The students were all remarkably knowledgeable in different areas, and we had a nice mixture of ages, backgrounds and genders, a really interesting and lovely group to work with!

After the warm-up, I demoed an amazake dessert and a quick miso soup before the cooking really began in earnest. Each student was assigned two dishes to prepare, one relatively quick and simple one, and another slower to prepare and more difficult one to make. The idea was that everything would be finished at about the same time, which nearly worked out.


Cooking demo

While we were waiting for one of the bean dishes to finish cooking, The Fermentation Master did a quick kombucha demo, fascinating the class with the eerie mothers he had floating on a maté tea sweetened with apple syrup. We also tried a few of his other fermented concoctions, but no students were brave enough to try the sour kimchi juice.

 

Kombucha

Lunch was finally served, an amazing array of tastes, colours and textures. Again, I was really impressed at how well everything had been cooked by the students, all of whom showed a flair for cooking and a passion for what they were about to eat.

 

Lunch!

After lunch The Fermentation Master concluded the day’s teaching with a fully hands-on session in raw kimchi making. First a  basic kimchi paste was prepared and then each student worked on their own to produce their unique batch to take home.

 

Kimchi

Before setting off for at the end of the day, we finished off with tea and the chilled amazake pudding. It was great to meet so many amazing and like-minded people, and I am hoping to stay in touch with everyone.

The next course will be held on October 14th in Edale.

Some comments from the students:

“I had a lovely day. Lots to think about, new people to meet, great food and your expertise.
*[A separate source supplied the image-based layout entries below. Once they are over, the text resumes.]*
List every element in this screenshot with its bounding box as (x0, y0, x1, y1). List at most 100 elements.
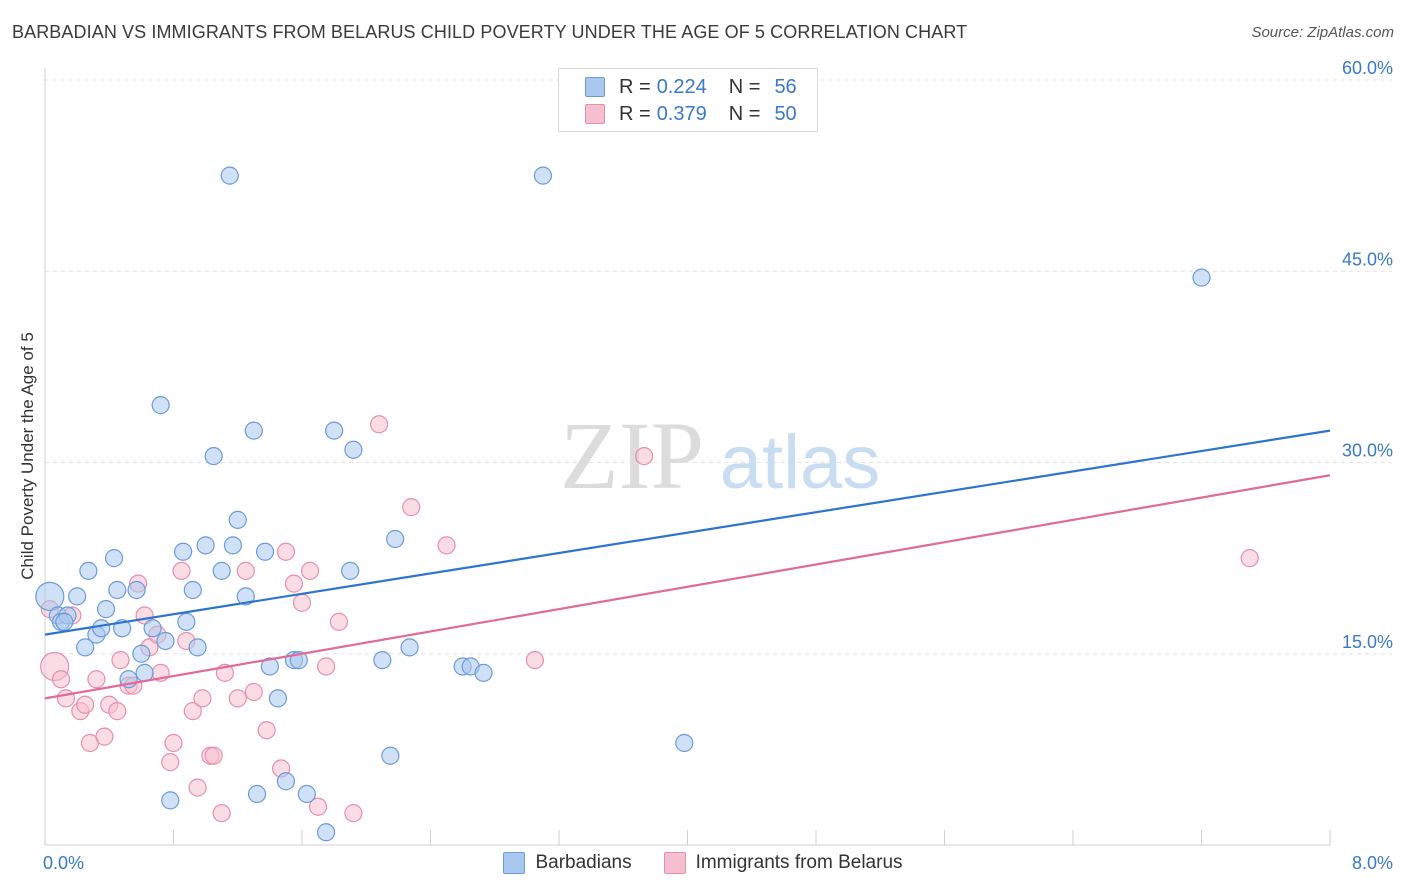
legend-swatch-pink (585, 104, 605, 124)
barbadians-point (345, 441, 362, 458)
barbadians-point (374, 652, 391, 669)
belarus-point (189, 779, 206, 796)
barbadians-point (475, 664, 492, 681)
barbadians-point (93, 620, 110, 637)
barbadians-point (277, 773, 294, 790)
barbadians-point (269, 690, 286, 707)
legend-r-label: R = (619, 76, 651, 99)
y-tick-label: 15.0% (1342, 632, 1393, 652)
belarus-point (245, 684, 262, 701)
legend-r-value: 0.379 (657, 103, 707, 126)
barbadians-point (401, 639, 418, 656)
barbadians-point (152, 397, 169, 414)
barbadians-point (56, 613, 73, 630)
belarus-point (371, 416, 388, 433)
barbadians-point (534, 167, 551, 184)
barbadians-point (133, 645, 150, 662)
barbadians-point (1193, 269, 1210, 286)
belarus-point (162, 754, 179, 771)
belarus-point (330, 613, 347, 630)
barbadians-point (128, 582, 145, 599)
barbadians-point (69, 588, 86, 605)
belarus-point (302, 562, 319, 579)
legend-r-label: R = (619, 103, 651, 126)
legend-label: Barbadians (535, 852, 631, 874)
belarus-point (1241, 550, 1258, 567)
belarus-point (318, 658, 335, 675)
barbadians-point (676, 735, 693, 752)
belarus-point (258, 722, 275, 739)
legend-item-barbadians[interactable]: Barbadians (503, 852, 631, 874)
belarus-point (277, 543, 294, 560)
barbadians-point (326, 422, 343, 439)
barbadians-point (221, 167, 238, 184)
barbadians-point (136, 664, 153, 681)
legend-r-value: 0.224 (657, 76, 707, 99)
belarus-point (205, 747, 222, 764)
barbadians-point (144, 620, 161, 637)
barbadians-point (213, 562, 230, 579)
belarus-point (526, 652, 543, 669)
belarus-point (403, 499, 420, 516)
belarus-point (57, 690, 74, 707)
legend-n-label: N = (729, 76, 761, 99)
belarus-point (53, 671, 70, 688)
scatter-plot: ZIP atlas 15.0%30.0%45.0%60.0%0.0% 8.0% (0, 0, 1406, 892)
belarus-point (77, 696, 94, 713)
barbadians-point (229, 511, 246, 528)
barbadians-point (157, 633, 174, 650)
series-legend: Barbadians Immigrants from Belarus (0, 852, 1406, 874)
barbadians-point (36, 582, 64, 610)
belarus-point (165, 735, 182, 752)
y-tick-label: 45.0% (1342, 249, 1393, 269)
barbadians-point (80, 562, 97, 579)
barbadians-point (106, 550, 123, 567)
belarus-point (229, 690, 246, 707)
barbadians-point (224, 537, 241, 554)
barbadians-point (197, 537, 214, 554)
barbadians-point (298, 786, 315, 803)
barbadians-point (178, 613, 195, 630)
legend-item-belarus[interactable]: Immigrants from Belarus (664, 852, 903, 874)
belarus-point (109, 703, 126, 720)
y-tick-label: 30.0% (1342, 441, 1393, 461)
belarus-point (173, 562, 190, 579)
barbadians-point (245, 422, 262, 439)
legend-swatch-blue (503, 852, 525, 874)
stats-legend: R = 0.224 N = 56 R = 0.379 N = 50 (558, 68, 818, 132)
barbadians-point (387, 531, 404, 548)
watermark-zip: ZIP (560, 402, 704, 509)
barbadians-point (184, 582, 201, 599)
tick-labels: 15.0%30.0%45.0%60.0%0.0% 8.0% (43, 58, 1393, 873)
barbadians-point (318, 824, 335, 841)
belarus-point (294, 594, 311, 611)
belarus-point (112, 652, 129, 669)
barbadians-point (342, 562, 359, 579)
legend-row-belarus: R = 0.379 N = 50 (585, 102, 797, 126)
belarus-point (88, 671, 105, 688)
belarus-point (636, 448, 653, 465)
watermark: ZIP atlas (560, 402, 880, 509)
barbadians-point (98, 601, 115, 618)
belarus-point (345, 805, 362, 822)
barbadians-point (175, 543, 192, 560)
barbadians-point (162, 792, 179, 809)
legend-n-value: 50 (774, 103, 796, 126)
barbadians-point (249, 786, 266, 803)
y-tick-label: 60.0% (1342, 58, 1393, 78)
belarus-point (285, 575, 302, 592)
belarus-point (96, 728, 113, 745)
barbadians-point (382, 747, 399, 764)
barbadians-point (205, 448, 222, 465)
belarus-point (194, 690, 211, 707)
belarus-point (237, 562, 254, 579)
barbadians-point (109, 582, 126, 599)
belarus-point (438, 537, 455, 554)
barbadians-point (257, 543, 274, 560)
watermark-atlas: atlas (720, 420, 881, 505)
legend-n-label: N = (729, 103, 761, 126)
legend-swatch-blue (585, 77, 605, 97)
legend-row-barbadians: R = 0.224 N = 56 (585, 75, 797, 99)
legend-swatch-pink (664, 852, 686, 874)
legend-label: Immigrants from Belarus (696, 852, 903, 874)
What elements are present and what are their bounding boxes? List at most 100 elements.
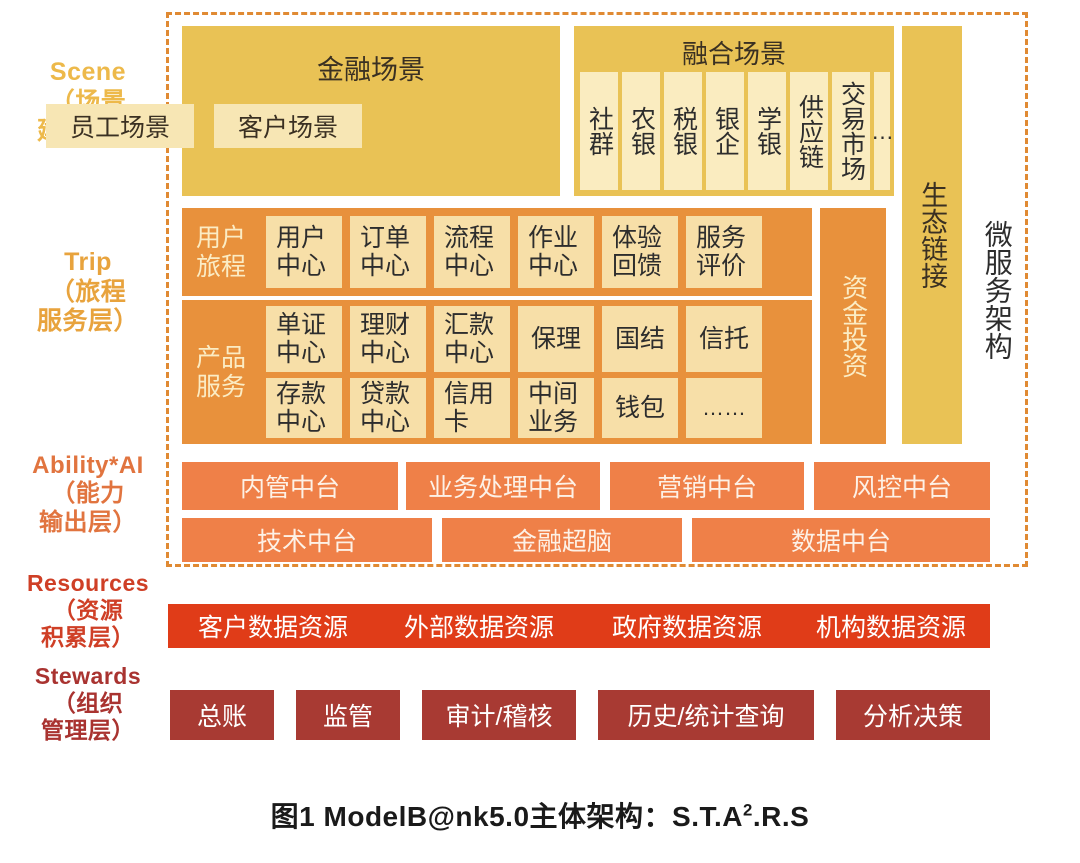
ability-risk-control[interactable]: 风控中台 [814, 462, 990, 510]
cell-label: 审计/稽核 [445, 703, 553, 731]
steward-supervision[interactable]: 监管 [296, 690, 400, 740]
trip-cell-operation-center[interactable]: 作业中心 [518, 216, 594, 288]
cell-label: 客户数据资源 [197, 614, 348, 642]
cell-label: 单证中心 [276, 311, 327, 367]
cell-label: 用户中心 [276, 224, 327, 280]
steward-history-statistics-query[interactable]: 历史/统计查询 [598, 690, 814, 740]
product-cell-intl-settlement[interactable]: 国结 [602, 306, 678, 372]
cell-label: 贷款中心 [360, 380, 411, 436]
cell-label: 历史/统计查询 [627, 703, 785, 731]
cell-label: 保理 [530, 325, 581, 353]
fusion-cell-label: 交易市场 [837, 81, 866, 181]
user-journey-text: 用户旅程 [196, 224, 247, 281]
product-cell-factoring[interactable]: 保理 [518, 306, 594, 372]
trip-cell-order-center[interactable]: 订单中心 [350, 216, 426, 288]
product-cell-trust[interactable]: 信托 [686, 306, 762, 372]
cell-label: 存款中心 [276, 380, 327, 436]
resource-institution-data[interactable]: 机构数据资源 [790, 604, 992, 648]
fusion-cell-ellipsis: … [870, 72, 896, 190]
fusion-cell-supply-chain[interactable]: 供应链 [790, 72, 828, 190]
resource-customer-data[interactable]: 客户数据资源 [172, 604, 374, 648]
ability-internal-management[interactable]: 内管中台 [182, 462, 398, 510]
dashed-boundary [166, 12, 1028, 567]
cell-label: 业务处理中台 [427, 474, 578, 502]
fusion-cell-tax-bank[interactable]: 税银 [664, 72, 702, 190]
fusion-cell-bank-corp[interactable]: 银企 [706, 72, 744, 190]
cell-label: 信用卡 [444, 380, 495, 436]
resources-bar [168, 604, 990, 648]
fund-investment-label: 资金投资 [838, 274, 869, 378]
cell-label: 技术中台 [256, 528, 357, 556]
cell-label: 汇款中心 [444, 311, 495, 367]
steward-audit-inspection[interactable]: 审计/稽核 [422, 690, 576, 740]
product-cell-remittance-center[interactable]: 汇款中心 [434, 306, 510, 372]
cell-label: 营销中台 [656, 474, 757, 502]
eco-link-label: 生态链接 [917, 181, 948, 289]
cell-label: 外部数据资源 [403, 614, 554, 642]
fusion-cell-edu-bank[interactable]: 学银 [748, 72, 786, 190]
ability-data[interactable]: 数据中台 [692, 518, 990, 562]
layer-label-stewards: Stewards （组织 管理层） [34, 663, 142, 744]
fusion-cell-label: 银企 [711, 106, 740, 156]
ability-financial-brain[interactable]: 金融超脑 [442, 518, 682, 562]
scene-employee[interactable]: 员工场景 [46, 104, 194, 148]
product-cell-wealth-center[interactable]: 理财中心 [350, 306, 426, 372]
trip-cell-experience-feedback[interactable]: 体验回馈 [602, 216, 678, 288]
cell-label: 金融超脑 [511, 528, 612, 556]
product-cell-credit-card[interactable]: 信用卡 [434, 378, 510, 438]
ellipsis-icon: …… [702, 394, 746, 420]
caption-superscript: 2 [743, 800, 753, 820]
cell-label: 风控中台 [851, 474, 952, 502]
trip-cell-process-center[interactable]: 流程中心 [434, 216, 510, 288]
product-cell-deposit-center[interactable]: 存款中心 [266, 378, 342, 438]
product-service-label: 产品服务 [190, 318, 256, 428]
cell-label: 订单中心 [360, 224, 411, 280]
fusion-cell-agri-bank[interactable]: 农银 [622, 72, 660, 190]
layer-label-ability: Ability*AI （能力 输出层） [32, 452, 144, 536]
cell-label: 政府数据资源 [611, 614, 762, 642]
cell-label: 服务评价 [696, 224, 747, 280]
fusion-cell-community[interactable]: 社群 [580, 72, 618, 190]
steward-general-ledger[interactable]: 总账 [170, 690, 274, 740]
fusion-scene-title: 融合场景 [681, 39, 786, 69]
cell-label: 机构数据资源 [815, 614, 966, 642]
scene-customer[interactable]: 客户场景 [214, 104, 362, 148]
trip-cell-service-rating[interactable]: 服务评价 [686, 216, 762, 288]
cell-label: 钱包 [614, 394, 665, 422]
product-cell-wallet[interactable]: 钱包 [602, 378, 678, 438]
ability-technology[interactable]: 技术中台 [182, 518, 432, 562]
microservice-architecture-panel: 微服务架构 [970, 140, 1024, 440]
fusion-cell-label: 农银 [627, 106, 656, 156]
layer-label-trip: Trip （旅程 服务层） [36, 248, 139, 335]
cell-label: 信托 [698, 325, 749, 353]
fund-investment-panel[interactable]: 资金投资 [820, 208, 886, 444]
eco-link-panel[interactable]: 生态链接 [902, 26, 962, 444]
product-cell-loan-center[interactable]: 贷款中心 [350, 378, 426, 438]
cell-label: 理财中心 [360, 311, 411, 367]
user-journey-label: 用户旅程 [190, 218, 256, 288]
microservice-architecture-label: 微服务架构 [981, 220, 1013, 360]
caption-suffix: .R.S [752, 801, 810, 832]
resource-government-data[interactable]: 政府数据资源 [586, 604, 788, 648]
trip-cell-user-center[interactable]: 用户中心 [266, 216, 342, 288]
steward-analysis-decision[interactable]: 分析决策 [836, 690, 990, 740]
ability-business-processing[interactable]: 业务处理中台 [406, 462, 600, 510]
fusion-cell-trade-market[interactable]: 交易市场 [832, 72, 870, 190]
cell-label: 总账 [196, 703, 247, 731]
product-cell-intermediary-business[interactable]: 中间业务 [518, 378, 594, 438]
ellipsis-icon: … [869, 118, 896, 144]
cell-label: 流程中心 [444, 224, 495, 280]
cell-label: 国结 [614, 325, 665, 353]
product-cell-document-center[interactable]: 单证中心 [266, 306, 342, 372]
figure-caption: 图1 ModelB@nk5.0主体架构：S.T.A2.R.S [0, 795, 1080, 835]
cell-label: 内管中台 [239, 474, 340, 502]
cell-label: 监管 [322, 703, 373, 731]
cell-label: 体验回馈 [612, 224, 663, 280]
resource-external-data[interactable]: 外部数据资源 [378, 604, 580, 648]
fusion-cell-label: 学银 [753, 106, 782, 156]
cell-label: 分析决策 [862, 703, 963, 731]
fusion-cell-label: 社群 [585, 106, 614, 156]
ability-marketing[interactable]: 营销中台 [610, 462, 804, 510]
product-cell-ellipsis: …… [686, 378, 762, 438]
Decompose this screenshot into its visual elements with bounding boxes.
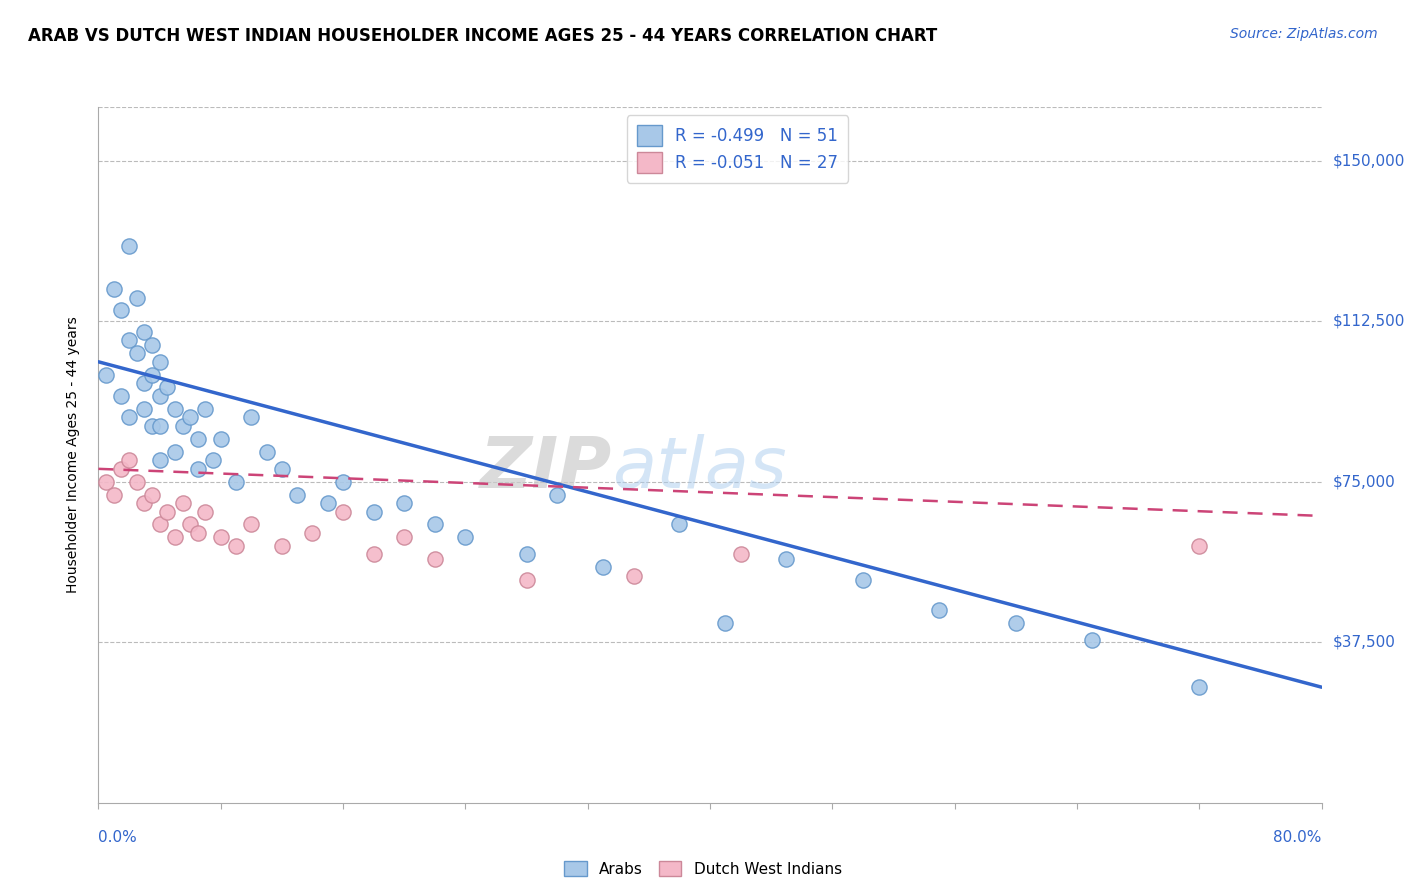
Point <box>141 487 163 501</box>
Point <box>1188 539 1211 553</box>
Point <box>516 548 538 562</box>
Point <box>454 530 477 544</box>
Point <box>332 505 354 519</box>
Point <box>301 526 323 541</box>
Text: $37,500: $37,500 <box>1333 635 1396 649</box>
Point <box>423 551 446 566</box>
Point <box>172 419 194 434</box>
Point <box>332 475 354 489</box>
Point <box>118 334 141 348</box>
Point <box>141 337 163 351</box>
Point <box>134 325 156 339</box>
Point <box>118 453 141 467</box>
Point <box>928 603 950 617</box>
Point <box>1081 633 1104 648</box>
Point <box>1188 680 1211 694</box>
Point <box>94 368 117 382</box>
Point <box>668 517 690 532</box>
Point <box>363 505 385 519</box>
Point <box>187 462 209 476</box>
Text: 80.0%: 80.0% <box>1274 830 1322 845</box>
Point <box>118 239 141 253</box>
Point <box>194 505 217 519</box>
Point <box>546 487 568 501</box>
Text: 0.0%: 0.0% <box>98 830 138 845</box>
Point <box>187 432 209 446</box>
Point <box>852 573 875 587</box>
Legend: Arabs, Dutch West Indians: Arabs, Dutch West Indians <box>557 853 849 884</box>
Point <box>149 453 172 467</box>
Point <box>1004 615 1026 630</box>
Point <box>592 560 614 574</box>
Point <box>240 517 263 532</box>
Point <box>172 496 194 510</box>
Point <box>209 432 232 446</box>
Point <box>103 282 125 296</box>
Point <box>240 410 263 425</box>
Point <box>202 453 225 467</box>
Point <box>392 496 416 510</box>
Point <box>163 401 186 416</box>
Y-axis label: Householder Income Ages 25 - 44 years: Householder Income Ages 25 - 44 years <box>66 317 80 593</box>
Point <box>730 548 752 562</box>
Point <box>149 355 172 369</box>
Point <box>141 368 163 382</box>
Point <box>363 548 385 562</box>
Point <box>149 517 172 532</box>
Point <box>194 401 217 416</box>
Point <box>775 551 797 566</box>
Text: $150,000: $150,000 <box>1333 153 1405 168</box>
Point <box>125 475 148 489</box>
Point <box>134 496 156 510</box>
Point <box>134 401 156 416</box>
Point <box>209 530 232 544</box>
Text: $75,000: $75,000 <box>1333 475 1396 489</box>
Point <box>623 569 645 583</box>
Point <box>225 539 247 553</box>
Point <box>156 505 179 519</box>
Point <box>125 346 148 360</box>
Point <box>714 615 737 630</box>
Point <box>270 539 292 553</box>
Point <box>285 487 308 501</box>
Point <box>163 444 186 458</box>
Point <box>110 389 132 403</box>
Legend: R = -0.499   N = 51, R = -0.051   N = 27: R = -0.499 N = 51, R = -0.051 N = 27 <box>627 115 848 183</box>
Point <box>118 410 141 425</box>
Text: ZIP: ZIP <box>479 434 612 503</box>
Point <box>110 462 132 476</box>
Point <box>163 530 186 544</box>
Point <box>103 487 125 501</box>
Point <box>125 291 148 305</box>
Point <box>187 526 209 541</box>
Point <box>270 462 292 476</box>
Text: ARAB VS DUTCH WEST INDIAN HOUSEHOLDER INCOME AGES 25 - 44 YEARS CORRELATION CHAR: ARAB VS DUTCH WEST INDIAN HOUSEHOLDER IN… <box>28 27 938 45</box>
Point <box>179 517 201 532</box>
Point <box>392 530 416 544</box>
Text: $112,500: $112,500 <box>1333 314 1405 328</box>
Point <box>110 303 132 318</box>
Point <box>149 419 172 434</box>
Point <box>423 517 446 532</box>
Point <box>225 475 247 489</box>
Point <box>134 376 156 391</box>
Point <box>256 444 278 458</box>
Point <box>516 573 538 587</box>
Point <box>316 496 339 510</box>
Point <box>141 419 163 434</box>
Text: Source: ZipAtlas.com: Source: ZipAtlas.com <box>1230 27 1378 41</box>
Point <box>156 380 179 394</box>
Point <box>94 475 117 489</box>
Point <box>179 410 201 425</box>
Point <box>149 389 172 403</box>
Text: atlas: atlas <box>612 434 787 503</box>
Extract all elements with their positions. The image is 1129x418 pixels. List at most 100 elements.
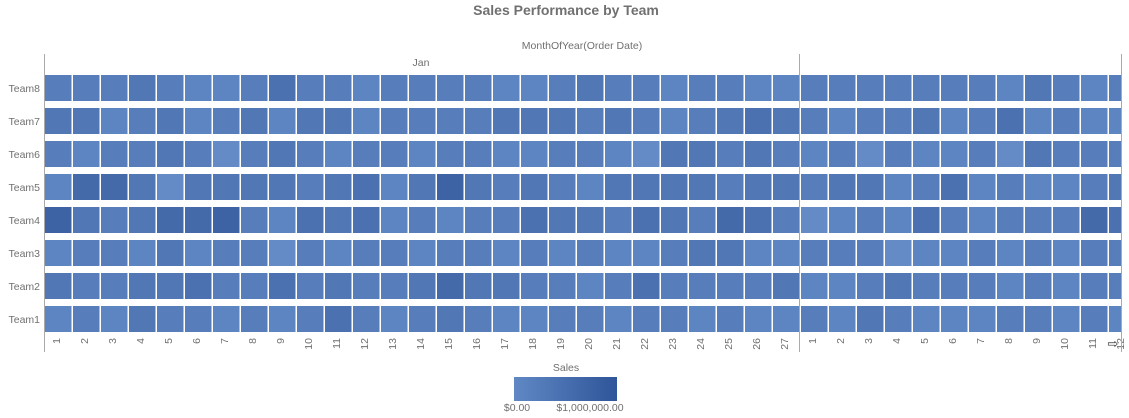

What more could I ask for? The venue was superb and I look forward to another class in the future. The whole day was so well planned and executed.”

Great day, gorgeous food. Really enjoyed the cooking and delicious meal.

Really enjoyable & knowledge-filled day. Really impressed by the variety of dishes & flavours we cooked together. I’m inspired to continue the journey. Thanks all!

 

Macrobiotic Shop featured in The Sheffield Star

Last Friday The Sheffield Star published an article entitled ‘Macrobiotic cookery class bids to improve Yorkshire’s health‘. The article reports on the health crises facing much of today’s population and how a wholefoods, plant-based diet can combat many of these issues. Here is an excerpt:

“Japan underwent rapid change at the start of the 20th century when the country’s diet changed because of western influences. This brought with it many illnesses and social problems,” said Georgina.

“George Ohsawa observed the rapid decline in health and set about creating a popular movement for health.” It was based on whole grains, such as millet, brown rice, buckwheat, quinoa and pearled barley, and fermented products such as miso, tempeh, sauerkraut and pickles. He called it the macrobiotic diet.